Moscow may take the European Union to the World Trade Organization over rules that strip away the advantage enjoyed by Russian firms in accessing cheap energy, the country's Economy Ministry said.
Its stance heats up a wider trade dispute between Russia and Europe, which have clashed over issues such as car trade and Russian gas deliveries. Earlier this year, the EU asked the WTO to rule on the legality of a recycling fee Russia imposes on imported cars.
"Russia sent a query to the EU's representative office in the WTO today over the EU's breach of some agreements in the WTO regarding anti-dumping policies," a spokeswoman for the economy ministry said by e-mail.

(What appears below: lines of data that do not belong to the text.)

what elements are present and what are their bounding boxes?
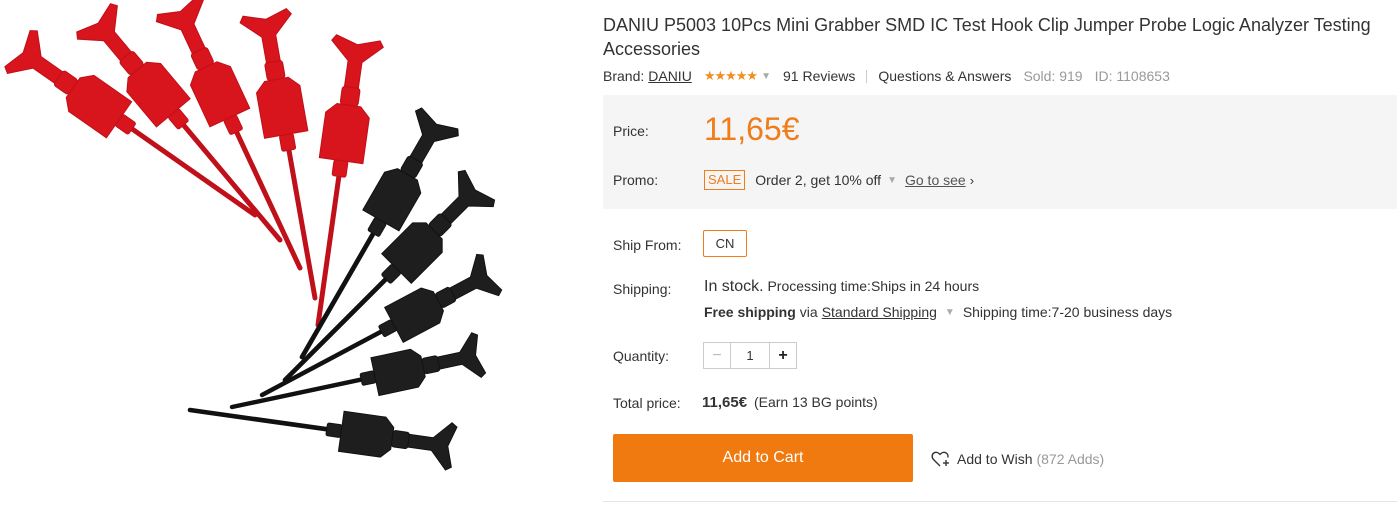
promo-row: SALE Order 2, get 10% off ▼ Go to see › [704,170,974,190]
price-label: Price: [613,123,649,139]
sold-count: Sold: 919 [1023,68,1083,84]
test-hook-clips-image [0,0,590,506]
caret-down-icon[interactable]: ▼ [945,307,955,318]
promo-text[interactable]: Order 2, get 10% off [755,172,881,188]
heart-plus-icon[interactable] [931,450,951,468]
sale-badge: SALE [704,170,746,190]
total-price-value: 11,65€ [702,394,748,411]
quantity-stepper: − + [703,342,797,369]
processing-time: Processing time:Ships in 24 hours [767,278,980,294]
decrease-quantity-button[interactable]: − [704,343,730,368]
add-to-cart-button[interactable]: Add to Cart [613,434,913,482]
stock-status: In stock. Processing time:Ships in 24 ho… [704,278,979,296]
wish-count: (872 Adds) [1036,451,1105,467]
price-value: 11,65€ [704,111,800,147]
caret-down-icon[interactable]: ▼ [761,71,771,82]
add-to-wish-button[interactable]: Add to Wish (872 Adds) [931,450,1104,468]
product-title: DANIU P5003 10Pcs Mini Grabber SMD IC Te… [603,15,1371,59]
divider [866,69,868,83]
increase-quantity-button[interactable]: + [770,343,796,368]
product-meta-row: Brand: DANIU ★★★★★ ▼ 91 Reviews Question… [603,68,1170,84]
product-id: ID: 1108653 [1094,68,1170,84]
reviews-link[interactable]: 91 Reviews [783,68,855,84]
via-text: via [799,304,818,320]
rating-stars-icon[interactable]: ★★★★★ [704,68,758,84]
product-info-panel: DANIU P5003 10Pcs Mini Grabber SMD IC Te… [603,0,1397,506]
total-price-label: Total price: [613,395,681,411]
total-price: 11,65€ (Earn 13 BG points) [702,394,878,411]
divider [603,501,1397,502]
brand-link[interactable]: DANIU [648,68,692,84]
shipping-method-row: Free shipping via Standard Shipping ▼ Sh… [704,304,1172,320]
free-shipping-text: Free shipping [704,304,796,320]
shipping-label: Shipping: [613,281,672,297]
go-to-see-link[interactable]: Go to see [905,172,966,188]
product-image[interactable] [0,0,590,506]
questions-answers-link[interactable]: Questions & Answers [878,68,1011,84]
ship-from-option-cn[interactable]: CN [703,230,747,257]
add-to-wish-label[interactable]: Add to Wish [957,451,1032,467]
in-stock-text: In stock. [704,278,764,295]
shipping-time: Shipping time:7-20 business days [962,304,1173,320]
quantity-label: Quantity: [613,348,670,364]
quantity-input[interactable] [730,343,770,368]
bg-points: (Earn 13 BG points) [753,394,878,410]
price-box: Price: 11,65€ Promo: SALE Order 2, get 1… [603,95,1397,209]
ship-from-label: Ship From: [613,237,682,253]
chevron-right-icon[interactable]: › [970,173,974,188]
shipping-method-select[interactable]: Standard Shipping [822,304,937,320]
promo-label: Promo: [613,172,659,188]
caret-down-icon[interactable]: ▼ [887,175,897,186]
brand-label: Brand: [603,68,645,84]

She said if the issue was not resolved within 60 days, Russia may ask for a hearing from the WTO's arbitration panel.
The ministry said the EU deemed some Russian companies to be in breach of EU anti-dumping policies as they have had access to cheap energy in Russia's domestic market.
Russian producers of fertilizers, ferro-alloys, pipelines, other steel products and aluminum foil have lost hundreds of millions of dollars a year due to these policies, the ministry said.
The dispute has highlighted Russia's bumpy start as a member of the WTO, which it joined barely a year ago, 19 years after it first applied.
EU trade spokesman John Clancy said the bloc had received a request for consultations and would enter them in good faith.
"The consultations will provide an opportunity for the EU to better understand Russia's concerns and to respond to those concerns," he said in an e-mailed statement.
The WTO was not immediately available for comment.
The U.S. has said it is watching Moscow for any violations that thwart U.S. exports, although it has yet to announce any plans for litigation.
Japan also filed a trade complaint against Russia over the recycling fee in July.